The contractor has started construction of two of four wall and ceiling contracts for Cadence Design Systems, a high-tech company with a multi-building campus in San Jose. The contracts call for remodeling two 75,000 square foot buildings. While the jobs are not as complex as others recently, they present challenges, including novel features such as two-story green living walls. To support the walls, Stark is using six-inch, 16-gauge metal stud framing sheeted with fire-treated ¾-inch plywood.
Cadence’s campus buildings also feature cloud ceilings supported over long spans. They are comprised of 5/8-inch drywall suspended on a heavy-duty T-bar ceiling system called Rigid Lock. “It works great for areas where you have really long spans, areas which would be difficult to do using metal studs,” explains Lilly. In some cases, the installation includes a finished trim with soffits, accented by lighting.
The job requires about 40-50 workers, he says, noting that to keep a steady pace, Stark has framers assigned to some sections of the building while sheetrock installers work in another and tapers elsewhere. While the bulk of the contract calls for Level 4 finishes, walls with reveals or graphics are Level 5.
Prior to the pandemic Stark operated with upwards of 200 workers but it now runs a steady crew of 70-80. It is affiliated with Drywall Lathers union Local 9144 in San Jose, but Stark employs others from locals throughout the San Francisco Bay area.
Lilly says many of its workers have 20 years of experience with the company. He is confident the firm will be busy next year through jobs lined up within a 100-mile radius of San Jose. A number of K12 and college jobs coming could involve new acoustic products that could be installed and difficult to accurately price.
Lilly, who has been in construction for more than 35 years, says Stark has several car dealership remodeling jobs on tap. Sloping gypsum soffits and clouds are among the challenges. Another is that often the dealerships are required to stay open while work is going on so temporary facilities are constructed or only half a dealership is built at a time, says Lilly. “Phasing can be a bit of a challenge.”

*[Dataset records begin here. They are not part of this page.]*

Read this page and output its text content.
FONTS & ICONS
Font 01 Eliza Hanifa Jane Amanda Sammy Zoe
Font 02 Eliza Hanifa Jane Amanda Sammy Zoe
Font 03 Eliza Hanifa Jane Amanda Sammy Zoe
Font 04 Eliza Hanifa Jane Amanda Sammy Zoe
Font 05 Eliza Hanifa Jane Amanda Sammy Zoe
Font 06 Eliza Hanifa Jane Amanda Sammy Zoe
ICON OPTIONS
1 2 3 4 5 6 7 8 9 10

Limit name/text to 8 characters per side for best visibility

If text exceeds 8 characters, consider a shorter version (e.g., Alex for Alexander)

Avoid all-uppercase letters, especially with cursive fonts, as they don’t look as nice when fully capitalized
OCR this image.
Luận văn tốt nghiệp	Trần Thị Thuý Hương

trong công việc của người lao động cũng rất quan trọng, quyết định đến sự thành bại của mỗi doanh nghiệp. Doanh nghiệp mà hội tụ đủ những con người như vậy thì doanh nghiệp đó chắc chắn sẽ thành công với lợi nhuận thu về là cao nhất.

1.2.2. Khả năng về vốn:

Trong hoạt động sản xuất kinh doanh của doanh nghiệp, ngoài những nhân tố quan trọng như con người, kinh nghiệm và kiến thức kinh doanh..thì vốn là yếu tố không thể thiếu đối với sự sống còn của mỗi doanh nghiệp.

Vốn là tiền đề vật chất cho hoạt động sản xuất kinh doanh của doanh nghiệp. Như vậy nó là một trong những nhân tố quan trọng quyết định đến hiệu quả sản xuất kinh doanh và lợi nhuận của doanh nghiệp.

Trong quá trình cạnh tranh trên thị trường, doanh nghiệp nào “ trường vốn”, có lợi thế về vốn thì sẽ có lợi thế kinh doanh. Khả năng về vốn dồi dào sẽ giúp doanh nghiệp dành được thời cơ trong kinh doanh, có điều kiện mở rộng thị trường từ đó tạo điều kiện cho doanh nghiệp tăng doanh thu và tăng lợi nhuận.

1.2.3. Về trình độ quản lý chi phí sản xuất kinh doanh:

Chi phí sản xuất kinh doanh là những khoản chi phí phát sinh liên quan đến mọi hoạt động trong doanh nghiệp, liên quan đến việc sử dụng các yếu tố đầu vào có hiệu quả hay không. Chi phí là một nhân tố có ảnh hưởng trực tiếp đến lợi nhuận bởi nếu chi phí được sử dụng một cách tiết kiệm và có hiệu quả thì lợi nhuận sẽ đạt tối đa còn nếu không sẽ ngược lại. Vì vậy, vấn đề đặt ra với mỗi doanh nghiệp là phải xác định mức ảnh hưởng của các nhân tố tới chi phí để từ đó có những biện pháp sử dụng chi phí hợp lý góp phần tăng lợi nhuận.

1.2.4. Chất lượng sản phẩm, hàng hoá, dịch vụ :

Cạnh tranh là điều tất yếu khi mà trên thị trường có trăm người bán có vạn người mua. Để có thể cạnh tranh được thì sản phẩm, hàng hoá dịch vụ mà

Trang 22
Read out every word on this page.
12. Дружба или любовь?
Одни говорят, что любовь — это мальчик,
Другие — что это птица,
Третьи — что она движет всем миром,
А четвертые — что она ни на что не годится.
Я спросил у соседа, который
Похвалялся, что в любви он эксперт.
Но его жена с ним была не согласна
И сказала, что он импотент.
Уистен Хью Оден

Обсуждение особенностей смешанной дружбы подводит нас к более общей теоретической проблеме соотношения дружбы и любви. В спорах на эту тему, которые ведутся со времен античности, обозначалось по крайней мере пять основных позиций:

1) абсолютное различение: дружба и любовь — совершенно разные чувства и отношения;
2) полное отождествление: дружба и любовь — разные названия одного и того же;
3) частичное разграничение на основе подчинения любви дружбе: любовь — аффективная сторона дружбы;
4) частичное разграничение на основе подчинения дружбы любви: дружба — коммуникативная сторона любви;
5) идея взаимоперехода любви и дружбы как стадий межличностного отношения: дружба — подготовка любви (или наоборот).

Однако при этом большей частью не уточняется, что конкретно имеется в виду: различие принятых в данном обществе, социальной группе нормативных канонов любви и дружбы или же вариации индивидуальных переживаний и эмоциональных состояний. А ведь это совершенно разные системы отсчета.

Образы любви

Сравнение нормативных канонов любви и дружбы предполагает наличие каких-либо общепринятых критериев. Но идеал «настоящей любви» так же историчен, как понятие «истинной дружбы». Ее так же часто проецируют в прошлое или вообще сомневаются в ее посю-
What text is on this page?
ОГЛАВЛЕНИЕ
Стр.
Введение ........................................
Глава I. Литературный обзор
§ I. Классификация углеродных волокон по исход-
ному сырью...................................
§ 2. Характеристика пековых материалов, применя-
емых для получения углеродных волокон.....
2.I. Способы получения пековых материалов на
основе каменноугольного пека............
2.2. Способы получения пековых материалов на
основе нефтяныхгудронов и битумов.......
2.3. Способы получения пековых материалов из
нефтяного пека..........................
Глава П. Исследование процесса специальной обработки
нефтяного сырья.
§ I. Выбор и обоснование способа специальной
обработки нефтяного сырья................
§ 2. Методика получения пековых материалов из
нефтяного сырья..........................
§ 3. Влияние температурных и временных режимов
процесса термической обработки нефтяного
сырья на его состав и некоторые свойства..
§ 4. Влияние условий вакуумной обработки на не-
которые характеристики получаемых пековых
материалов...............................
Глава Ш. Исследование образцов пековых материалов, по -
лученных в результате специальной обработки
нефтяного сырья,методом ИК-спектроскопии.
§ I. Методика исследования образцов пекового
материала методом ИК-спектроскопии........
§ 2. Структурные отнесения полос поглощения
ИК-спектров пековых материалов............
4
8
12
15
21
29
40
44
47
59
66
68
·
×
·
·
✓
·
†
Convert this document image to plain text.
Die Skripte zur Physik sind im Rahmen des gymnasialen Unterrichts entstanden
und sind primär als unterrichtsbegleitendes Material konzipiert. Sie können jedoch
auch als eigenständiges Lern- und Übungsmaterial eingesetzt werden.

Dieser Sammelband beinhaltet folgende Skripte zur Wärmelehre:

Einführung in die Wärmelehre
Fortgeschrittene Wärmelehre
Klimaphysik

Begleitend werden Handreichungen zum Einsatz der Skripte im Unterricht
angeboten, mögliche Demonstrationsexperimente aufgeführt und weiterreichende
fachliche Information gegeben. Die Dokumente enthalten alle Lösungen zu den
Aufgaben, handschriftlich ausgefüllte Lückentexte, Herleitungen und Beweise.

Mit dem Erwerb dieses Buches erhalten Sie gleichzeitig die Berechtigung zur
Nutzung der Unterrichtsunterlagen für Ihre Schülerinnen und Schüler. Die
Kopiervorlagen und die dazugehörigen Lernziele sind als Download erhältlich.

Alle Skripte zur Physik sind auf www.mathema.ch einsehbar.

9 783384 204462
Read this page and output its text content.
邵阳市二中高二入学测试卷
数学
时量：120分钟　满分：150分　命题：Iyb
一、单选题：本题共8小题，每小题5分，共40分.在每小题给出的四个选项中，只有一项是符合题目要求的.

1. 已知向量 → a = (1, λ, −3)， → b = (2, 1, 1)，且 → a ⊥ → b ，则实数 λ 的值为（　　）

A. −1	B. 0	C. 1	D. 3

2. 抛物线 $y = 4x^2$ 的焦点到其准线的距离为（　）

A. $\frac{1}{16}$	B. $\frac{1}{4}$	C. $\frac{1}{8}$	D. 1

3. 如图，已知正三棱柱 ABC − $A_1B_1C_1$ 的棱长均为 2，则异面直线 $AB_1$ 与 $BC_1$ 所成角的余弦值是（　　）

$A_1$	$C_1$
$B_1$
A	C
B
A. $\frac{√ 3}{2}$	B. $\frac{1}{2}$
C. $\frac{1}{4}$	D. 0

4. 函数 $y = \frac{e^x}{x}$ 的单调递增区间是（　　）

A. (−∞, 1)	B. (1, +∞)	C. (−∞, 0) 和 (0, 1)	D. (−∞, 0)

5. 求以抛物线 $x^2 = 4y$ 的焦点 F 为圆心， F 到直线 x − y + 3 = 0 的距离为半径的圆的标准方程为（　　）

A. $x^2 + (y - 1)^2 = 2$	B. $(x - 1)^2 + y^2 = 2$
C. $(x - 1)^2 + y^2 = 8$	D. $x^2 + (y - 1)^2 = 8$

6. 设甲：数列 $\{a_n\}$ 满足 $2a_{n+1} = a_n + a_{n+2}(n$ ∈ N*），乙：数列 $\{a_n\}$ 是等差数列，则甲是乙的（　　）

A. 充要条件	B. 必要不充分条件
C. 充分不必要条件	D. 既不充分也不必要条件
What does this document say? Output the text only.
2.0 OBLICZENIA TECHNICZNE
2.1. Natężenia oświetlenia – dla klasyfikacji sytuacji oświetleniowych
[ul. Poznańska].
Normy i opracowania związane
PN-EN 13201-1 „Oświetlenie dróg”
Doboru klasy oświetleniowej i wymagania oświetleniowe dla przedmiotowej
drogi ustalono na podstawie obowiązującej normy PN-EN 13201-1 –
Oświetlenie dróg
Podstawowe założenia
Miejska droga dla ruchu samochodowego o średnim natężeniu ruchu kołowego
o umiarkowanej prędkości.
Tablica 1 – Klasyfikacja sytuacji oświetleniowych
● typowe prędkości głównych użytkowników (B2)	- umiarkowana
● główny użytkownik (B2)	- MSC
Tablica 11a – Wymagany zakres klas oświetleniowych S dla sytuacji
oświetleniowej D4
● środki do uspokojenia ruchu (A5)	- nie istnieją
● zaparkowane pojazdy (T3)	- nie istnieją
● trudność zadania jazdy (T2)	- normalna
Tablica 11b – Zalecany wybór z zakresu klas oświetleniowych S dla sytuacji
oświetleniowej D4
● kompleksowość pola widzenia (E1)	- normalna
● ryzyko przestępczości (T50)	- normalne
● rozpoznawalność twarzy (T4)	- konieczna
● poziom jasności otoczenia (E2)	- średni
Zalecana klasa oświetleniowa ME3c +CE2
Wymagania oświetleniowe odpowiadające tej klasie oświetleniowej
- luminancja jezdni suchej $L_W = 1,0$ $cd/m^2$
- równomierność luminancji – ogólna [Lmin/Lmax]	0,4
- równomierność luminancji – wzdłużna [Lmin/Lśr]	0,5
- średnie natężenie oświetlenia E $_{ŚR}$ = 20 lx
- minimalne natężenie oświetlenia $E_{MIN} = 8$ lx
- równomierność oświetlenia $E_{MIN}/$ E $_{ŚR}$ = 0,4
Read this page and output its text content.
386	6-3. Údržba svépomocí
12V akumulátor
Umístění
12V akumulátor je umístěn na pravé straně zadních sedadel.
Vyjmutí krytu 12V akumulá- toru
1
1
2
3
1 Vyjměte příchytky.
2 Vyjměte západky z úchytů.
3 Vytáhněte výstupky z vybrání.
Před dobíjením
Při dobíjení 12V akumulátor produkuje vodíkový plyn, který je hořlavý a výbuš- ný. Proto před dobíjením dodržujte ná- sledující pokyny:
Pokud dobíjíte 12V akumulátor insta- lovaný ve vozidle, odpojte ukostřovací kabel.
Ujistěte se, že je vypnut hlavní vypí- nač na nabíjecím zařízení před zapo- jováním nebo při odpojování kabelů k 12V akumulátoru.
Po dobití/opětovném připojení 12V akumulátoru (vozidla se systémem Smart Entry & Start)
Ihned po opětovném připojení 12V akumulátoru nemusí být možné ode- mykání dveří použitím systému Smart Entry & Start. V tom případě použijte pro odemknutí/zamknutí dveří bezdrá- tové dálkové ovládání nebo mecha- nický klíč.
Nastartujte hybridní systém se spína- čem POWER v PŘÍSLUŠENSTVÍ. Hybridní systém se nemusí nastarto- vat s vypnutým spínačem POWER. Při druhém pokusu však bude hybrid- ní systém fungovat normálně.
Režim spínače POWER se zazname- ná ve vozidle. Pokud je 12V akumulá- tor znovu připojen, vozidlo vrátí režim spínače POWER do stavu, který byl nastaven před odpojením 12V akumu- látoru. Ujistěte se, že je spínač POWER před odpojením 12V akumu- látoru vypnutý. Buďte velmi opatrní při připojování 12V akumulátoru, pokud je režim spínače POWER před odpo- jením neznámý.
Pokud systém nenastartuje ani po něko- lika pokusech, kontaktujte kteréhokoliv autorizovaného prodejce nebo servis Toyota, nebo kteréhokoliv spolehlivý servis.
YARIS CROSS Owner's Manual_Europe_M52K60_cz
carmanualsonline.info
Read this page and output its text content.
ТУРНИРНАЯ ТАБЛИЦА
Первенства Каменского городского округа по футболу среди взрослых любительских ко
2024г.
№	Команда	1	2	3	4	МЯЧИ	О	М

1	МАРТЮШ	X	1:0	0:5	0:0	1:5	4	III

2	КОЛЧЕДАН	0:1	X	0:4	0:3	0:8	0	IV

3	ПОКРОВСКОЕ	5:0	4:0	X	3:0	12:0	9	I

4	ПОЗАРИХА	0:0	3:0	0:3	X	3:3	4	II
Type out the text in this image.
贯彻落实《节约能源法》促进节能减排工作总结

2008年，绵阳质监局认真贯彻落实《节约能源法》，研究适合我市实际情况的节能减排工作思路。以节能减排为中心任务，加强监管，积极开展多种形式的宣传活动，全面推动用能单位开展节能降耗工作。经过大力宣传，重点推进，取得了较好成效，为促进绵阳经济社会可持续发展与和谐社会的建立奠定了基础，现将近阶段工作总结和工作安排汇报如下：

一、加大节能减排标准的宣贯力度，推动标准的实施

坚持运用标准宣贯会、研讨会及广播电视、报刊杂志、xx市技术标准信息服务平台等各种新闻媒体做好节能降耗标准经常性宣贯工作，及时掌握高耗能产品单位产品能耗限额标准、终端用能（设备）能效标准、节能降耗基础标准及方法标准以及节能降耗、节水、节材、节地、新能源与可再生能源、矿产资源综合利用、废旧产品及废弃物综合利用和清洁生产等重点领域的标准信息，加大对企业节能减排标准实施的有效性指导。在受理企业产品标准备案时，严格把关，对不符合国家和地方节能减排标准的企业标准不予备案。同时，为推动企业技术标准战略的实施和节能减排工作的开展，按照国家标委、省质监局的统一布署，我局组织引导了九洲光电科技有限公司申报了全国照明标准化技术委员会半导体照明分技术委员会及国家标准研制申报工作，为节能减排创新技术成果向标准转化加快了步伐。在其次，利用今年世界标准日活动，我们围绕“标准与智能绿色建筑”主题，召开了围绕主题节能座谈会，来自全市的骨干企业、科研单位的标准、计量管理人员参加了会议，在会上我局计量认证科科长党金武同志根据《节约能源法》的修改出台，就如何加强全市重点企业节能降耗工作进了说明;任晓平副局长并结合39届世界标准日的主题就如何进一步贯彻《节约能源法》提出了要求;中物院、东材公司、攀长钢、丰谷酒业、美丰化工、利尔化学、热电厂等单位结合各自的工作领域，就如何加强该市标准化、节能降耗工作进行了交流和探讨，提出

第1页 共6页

Company owner Stark says that custom ceiling jobs are not as common as they once were. He suggests it might be because many developers are putting their money into other aspects of their projects. “They might be saving their money to make the deal.”
He says bidding is “very competitive” now and owners seem “a little weary of getting things started here in California due to the state of the economy and the coming federal election. “My thoughts on the future are to continue consulting with my company’s key personnel. We’ve made it through the good times and bad over the last 31 years and the company is still going strong.”
Lilly says the company’s success starts with Stark’s business philosophies. “Eric is an honest guy, who treats his workers with respect and really cares about all his workers and their families. We work hard here to keep the work coming in and keep our employees busy. That’s a big part of being successful.”
Don Procter is a freelance writer in Ontario, Canada.